Grappa 08 - Grappa und die fantastischen Fuenf
Bierstädter Politamateure sind kritische Fragen von Profis halt nicht gewöhnt. Aber das ist ganz allein deren Problem. Ich mache nur meine Arbeit. Und die mache ich gut.«
»So seh ich das auch«, stimmte Jansen zu. »Wenigstens einer in unserer Redaktion, der seinen Job aus dem Effeff beherrscht. Was wären wir nur ohne dich?«
»So hab ich das auch wieder nicht gemeint«, rief ich. »Jeder hackt heute auf mir herum. Das finde ich ungerecht.«
»Genug lamentiert?«, fragte er. »Können wir jetzt endlich gehen?«
Der Fußweg zum Rathaus war nur etwa 500 Meter lang. Er führte an Kossmanns Apotheke, an der gesprengten Bibliothek und dem Teppichparadies des ermordeten Tabibi vorbei.
»Schau mal.« Ich wies auf die Schaufenster des Teppichladens. Wegen eines tragischen Todesfalles in unserem Hause reduzieren wir alle Waren um 50 Prozent stand in großen schwarzen Lettern auf riesigen Plakaten.

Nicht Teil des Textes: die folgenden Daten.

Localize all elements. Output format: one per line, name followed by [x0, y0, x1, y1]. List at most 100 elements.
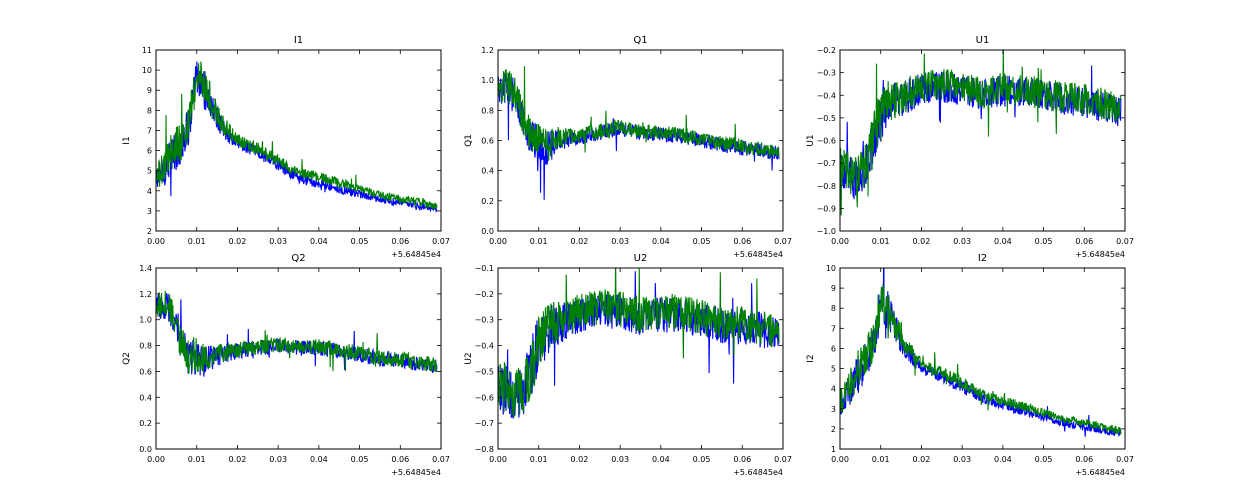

»Das Leben geht weiter«, schüttelte Jansen den Kopf, »besonders im orientalischen Teppichhandel. Die Leute sind wirklich flexibel. Egal, was passiert, es wird kreativ in den Handel miteinbezogen. Vielleicht ist der Mord an Tabibi in Wahrheit ein Werbegag?«
Ich lachte. »Fantasie haben die Morgenländer genug – denk nur mal an die Geschichten aus Tausendundeiner Nacht. Da schwingt sich manch einer auf einen Teppich, und tschüss. Vielleicht taucht Tabibi irgendwann auch wieder auf.«
»Leider liegt der Arme ziemlich tot in der Gerichtsmedizin«, sagte Jansen trocken.
Wir waren am Rathaus angekommen. Mit dem Fahrstuhl düsten wir in die zweite Etage und folgten dem Schild Oberbürgermeister . Im Flur vor den Amtsräumen lag ein großer Orientteppich.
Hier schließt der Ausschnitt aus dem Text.